Cloudflare announced that its R2 object storage and dependent services experienced an outage lasting 1 hour and 7 minutes, causing 100% write and 35% read failures globally.
Cloudflare R2 is a scalable, S3-compatible object storage service with free data retrieval, multi-region replication, and tight Cloudflare integration.
The incident, which lasted between 21:38 UTC and 22:45 UTC, was reportedly caused by a credential rotation that caused the R2 Gateway (API frontend) to lose authentication access to the backend storage.
Specifically, new credentials were mistakenly deployed to a development environment instead of production, and when the old credentials were deleted, the production service was left with no valid credentials.
The issue stemmed from omitting a single command-line flag, ‘–env production,’ which causes the new credentials to be deployed to the production R2 Gateway Worker rather than the production worker.

Source: Cloudflare
Due to the nature of the problem and the way Cloudflare’s services work, the misconfiguration wasn’t made immediately obvious, causing further delays in its remediation.
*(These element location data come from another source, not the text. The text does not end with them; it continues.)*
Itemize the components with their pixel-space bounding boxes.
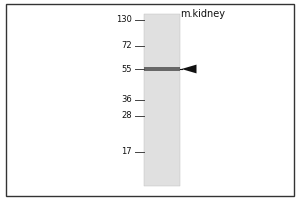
- Bar: [144, 67, 180, 71]
- Text: 130: 130: [116, 16, 132, 24]
- Text: 72: 72: [122, 42, 132, 50]
- Text: 28: 28: [122, 111, 132, 120]
- Text: 17: 17: [122, 148, 132, 156]
- Text: m.kidney: m.kidney: [180, 9, 225, 19]
- Polygon shape: [182, 65, 196, 73]
- Bar: [144, 14, 180, 186]
- Text: 55: 55: [122, 64, 132, 73]
- Text: 36: 36: [121, 96, 132, 104]
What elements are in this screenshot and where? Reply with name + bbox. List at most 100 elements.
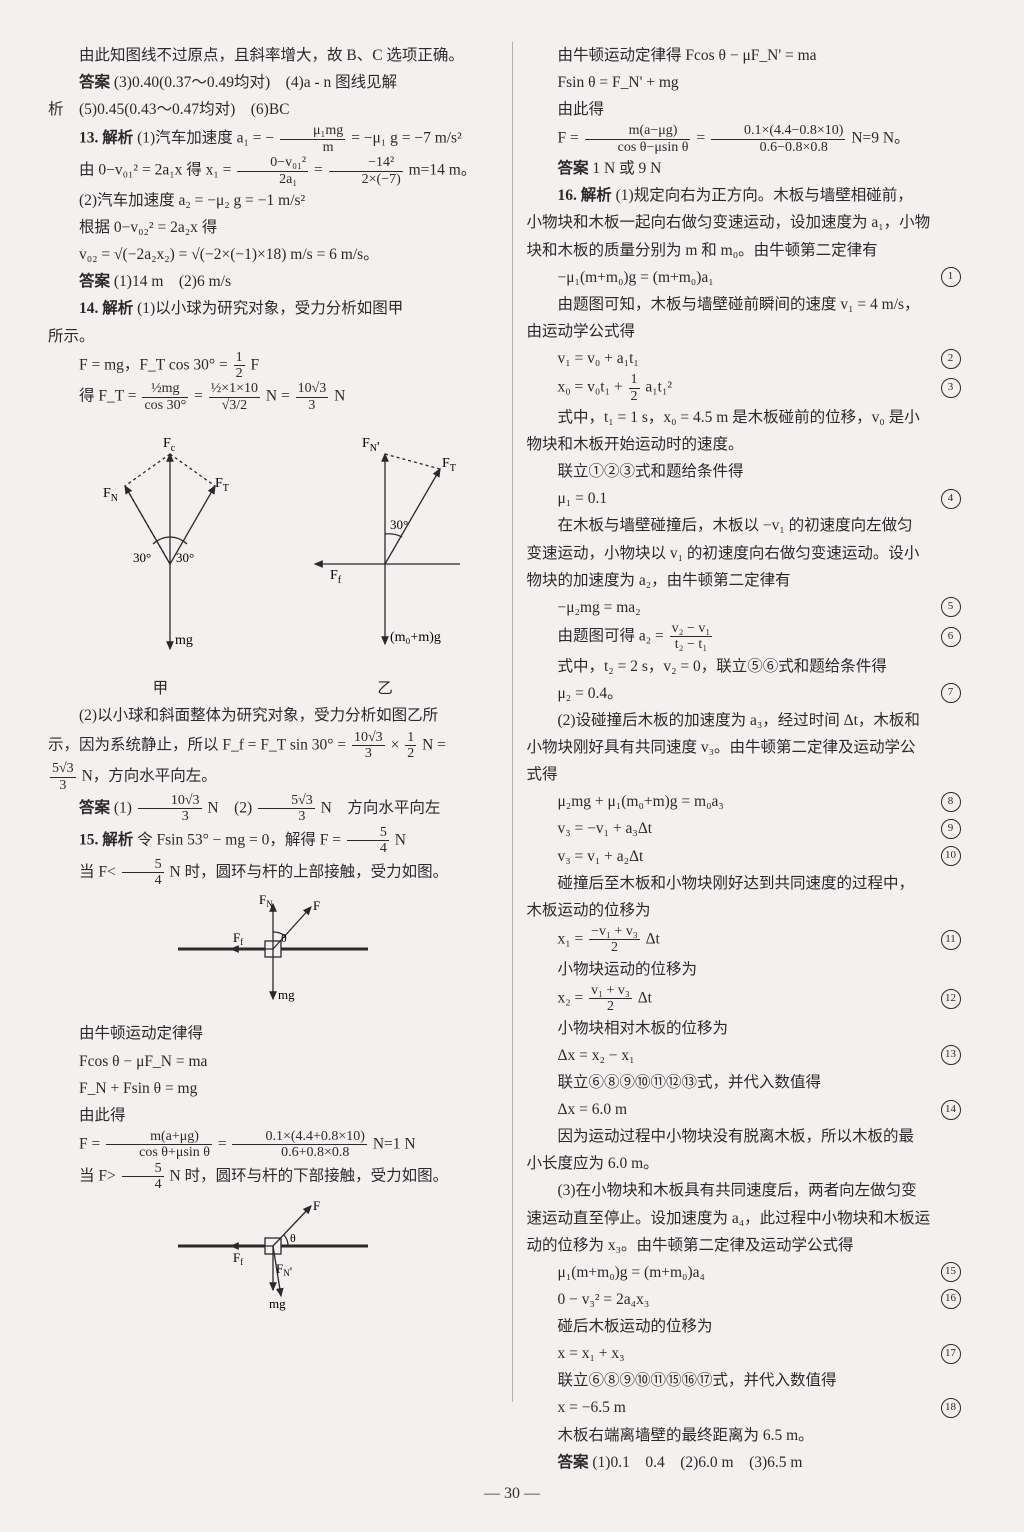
svg-text:Fc: Fc <box>163 436 176 454</box>
text: v₃ = v₁ + a₂Δt <box>558 843 644 870</box>
text: v₃ = −v₁ + a₃Δt <box>558 815 653 842</box>
den: 2 <box>405 746 416 761</box>
eq: 0 − v₃² = 2a₄x₃ 16 <box>527 1286 977 1313</box>
text: 1 N 或 9 N <box>592 160 661 177</box>
text: x₁ = <box>558 930 584 947</box>
num: 5√3 <box>258 793 315 809</box>
text: 小物块刚好具有共同速度 v₃。由牛顿第二定律及运动学公 <box>527 734 977 761</box>
num: −14² <box>329 155 403 171</box>
left-column: 由此知图线不过原点，且斜率增大，故 B、C 选项正确。 答案 (3)0.40(0… <box>40 42 506 1476</box>
text: N 时，圆环与杆的下部接触，受力如图。 <box>170 1167 449 1184</box>
num: −v₁ + v₃ <box>589 924 640 940</box>
fraction: ½×1×10 √3/2 <box>207 381 262 413</box>
den: cos θ−μsin θ <box>585 140 691 155</box>
text: (2)汽车加速度 a₂ = −μ₂ g = −1 m/s² <box>48 187 498 214</box>
text: 物块的加速度为 a₂，由牛顿第二定律有 <box>527 567 977 594</box>
text: a₁t₁² <box>645 379 672 396</box>
den: 2 <box>234 366 245 381</box>
den: m <box>280 140 345 155</box>
fraction: 10√3 3 <box>136 793 204 825</box>
fraction: v₂ − v₁ t₂ − t₁ <box>668 621 715 653</box>
text: 联立①②③式和题给条件得 <box>527 458 977 485</box>
svg-text:FT: FT <box>215 476 229 494</box>
q14-line: 14. 解析 (1)以小球为研究对象，受力分析如图甲 <box>48 295 498 322</box>
q15-label: 15. 解析 <box>79 831 133 848</box>
fraction: 10√3 3 <box>294 381 331 413</box>
eq: 得 F_T = ½mg cos 30° = ½×1×10 √3/2 N = 10… <box>48 381 498 413</box>
text: 示，因为系统静止，所以 F_f = F_T sin 30° = 10√3 3 ×… <box>48 730 498 762</box>
eq: F = mg，F_T cos 30° = 1 2 F <box>48 350 498 382</box>
num: 5 <box>122 857 164 873</box>
text: 析 (5)0.45(0.43～0.47均对) (6)BC <box>48 96 498 123</box>
text: F = m(a−μg) cos θ−μsin θ = 0.1×(4.4−0.8×… <box>527 123 977 155</box>
text: 木板运动的位移为 <box>527 897 977 924</box>
text: 由此知图线不过原点，且斜率增大，故 B、C 选项正确。 <box>48 42 498 69</box>
eq: x₀ = v₀t₁ + 1 2 a₁t₁² 3 <box>527 372 977 404</box>
text: Fsin θ = F_N' + mg <box>527 69 977 96</box>
num: v₁ + v₃ <box>589 983 632 999</box>
num: m(a−μg) <box>585 123 691 139</box>
text: (1) <box>114 800 132 817</box>
fraction: −14² 2×(−7) <box>327 155 405 187</box>
text: F = <box>79 1135 100 1152</box>
fig-label-jia: 甲 <box>65 675 255 702</box>
den: 2 <box>589 999 632 1014</box>
circle-num-icon: 15 <box>941 1262 961 1282</box>
num: 5√3 <box>50 761 76 777</box>
text: Δx = 6.0 m <box>558 1096 628 1123</box>
fraction: 5 4 <box>120 1161 166 1193</box>
page-number: — 30 — <box>0 1480 1024 1508</box>
text: x = −6.5 m <box>558 1394 626 1421</box>
num: 0.1×(4.4+0.8×10) <box>232 1129 367 1145</box>
text: N 时，圆环与杆的上部接触，受力如图。 <box>170 863 449 880</box>
text: N <box>395 831 406 848</box>
text: −μ₂mg = ma₂ <box>558 594 641 621</box>
den: 0.6−0.8×0.8 <box>711 140 846 155</box>
num: 1 <box>629 372 640 388</box>
eq: Δx = 6.0 m 14 <box>527 1096 977 1123</box>
num: ½×1×10 <box>209 381 260 397</box>
svg-text:θ: θ <box>281 931 287 945</box>
svg-text:F: F <box>313 1198 320 1213</box>
text: F <box>250 356 259 373</box>
text: m=14 m。 <box>409 162 477 179</box>
text: Δx = x₂ − x₁ <box>558 1042 635 1069</box>
text: N，方向水平向左。 <box>82 768 217 785</box>
eq: x₁ = −v₁ + v₃ 2 Δt 11 <box>527 924 977 956</box>
text: (3)0.40(0.37～0.49均对) (4)a - n 图线见解 <box>114 74 397 91</box>
text: μ₂ = 0.4。 <box>558 680 623 707</box>
num: 1 <box>405 730 416 746</box>
text: N = <box>422 736 446 753</box>
den: 0.6+0.8×0.8 <box>232 1145 367 1160</box>
text: (1)14 m (2)6 m/s <box>114 273 231 290</box>
den: 2 <box>629 389 640 404</box>
q16-line: 16. 解析 (1)规定向右为正方向。木板与墙壁相碰前， <box>527 182 977 209</box>
text: x₀ = v₀t₁ + <box>558 379 623 396</box>
fraction: 0.1×(4.4−0.8×10) 0.6−0.8×0.8 <box>709 123 848 155</box>
num: 1 <box>234 350 245 366</box>
label-answer: 答案 <box>558 1454 589 1471</box>
text: 得 F_T = <box>79 388 137 405</box>
fraction: μ₁mg m <box>278 123 347 155</box>
eq: 由题图可得 a₂ = v₂ − v₁ t₂ − t₁ 6 <box>527 621 977 653</box>
text: 由运动学公式得 <box>527 318 977 345</box>
svg-text:mg: mg <box>175 633 193 648</box>
q13-line: 13. 解析 (1)汽车加速度 a₁ = − μ₁mg m = −μ₁ g = … <box>48 123 498 155</box>
text: 由 0−v₀₁² = 2a₁x 得 x₁ = 0−v₀₁² 2a₁ = −14²… <box>48 155 498 187</box>
svg-text:30°: 30° <box>133 550 151 565</box>
fraction: 0.1×(4.4+0.8×10) 0.6+0.8×0.8 <box>230 1129 369 1161</box>
text: N 方向水平向左 <box>321 800 441 817</box>
text: × <box>391 736 400 753</box>
circle-num-icon: 7 <box>941 683 961 703</box>
den: cos θ+μsin θ <box>106 1145 212 1160</box>
text: F = m(a+μg) cos θ+μsin θ = 0.1×(4.4+0.8×… <box>48 1129 498 1161</box>
fraction: 5 4 <box>120 857 166 889</box>
eq: v₃ = −v₁ + a₃Δt 9 <box>527 815 977 842</box>
fraction: 5 4 <box>345 825 391 857</box>
circle-num-icon: 3 <box>941 378 961 398</box>
den: 3 <box>138 809 202 824</box>
circle-num-icon: 17 <box>941 1344 961 1364</box>
circle-num-icon: 11 <box>941 930 961 950</box>
eq: −μ₁(m+m₀)g = (m+m₀)a₁ 1 <box>527 264 977 291</box>
text: 答案 (1)14 m (2)6 m/s <box>48 268 498 295</box>
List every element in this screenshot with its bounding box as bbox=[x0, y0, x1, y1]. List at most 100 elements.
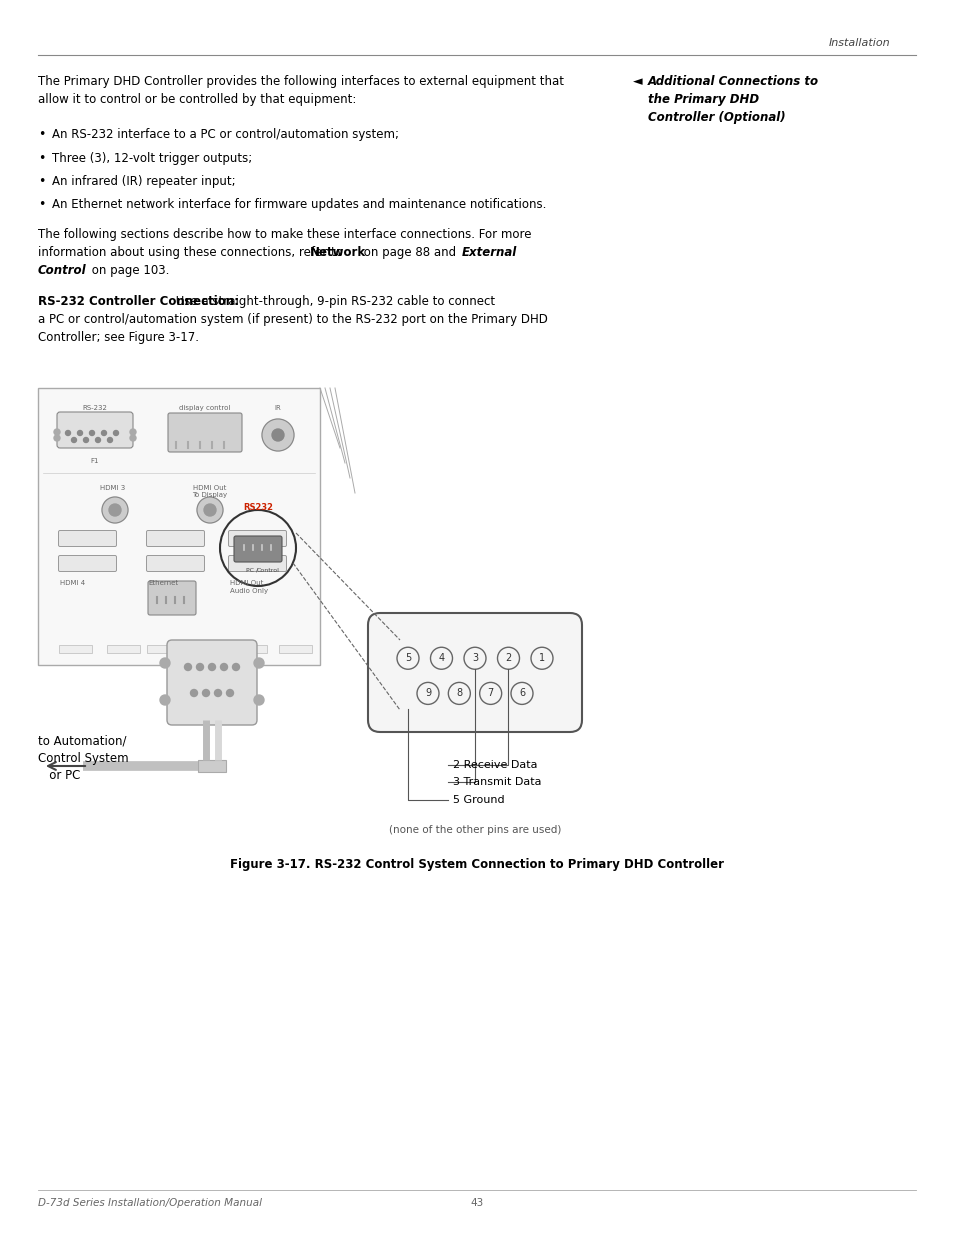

“The decline in R2 availability metrics was gradual and not immediately obvious because there was a delay in the propagation of the previous credential deletion to storage infrastructure,” explained Cloudflare in its incident report.
“This accounted for a delay in our initial discovery of the problem. Instead of relying on availability metrics after updating the old set of credentials, we should have explicitly validated which token was being used by the R2 Gateway service to authenticate with R2’s storage infrastructure.”
Although the incident did not result in customer data loss or corruption, it still caused partial or full-service degradation for:
- R2: 100% write failures and 35% read failures (cached objects remained accessible)
- Cache Reserve: Higher origin traffic due to failed reads
- Images and Stream: All uploads failed, image delivery dropped to 25% and Stream to 94%
- Email Security, Vectorize, Log Delivery, Billing, Key Transparency Auditor: Various levels of service degradation
To prevent similar incidents from reoccurring in the future, Cloudflare has improved credential logging and verification and now mandates the use of automated deployment tooling to avoid human errors.
The company is also updating standard operating procedures (SOPs) to require dual validation for high-impact actions like credential rotation and plans to enhance health checks for faster root cause detection.
Cloudflare’s R2 service suffered another 1-hour long outage in February, which was also caused by a human error.
An operator responding to an abuse report about a phishing URL in the service turned off the entire R2 Gateway service instead of blocking the specific endpoint.
The absence of safeguards and validation checks for high-impact actions led to the outage, prompting Cloudflare to plan and implement additional measures for improved account provisioning, stricter access control, and two-party approval processes for high-risk actions.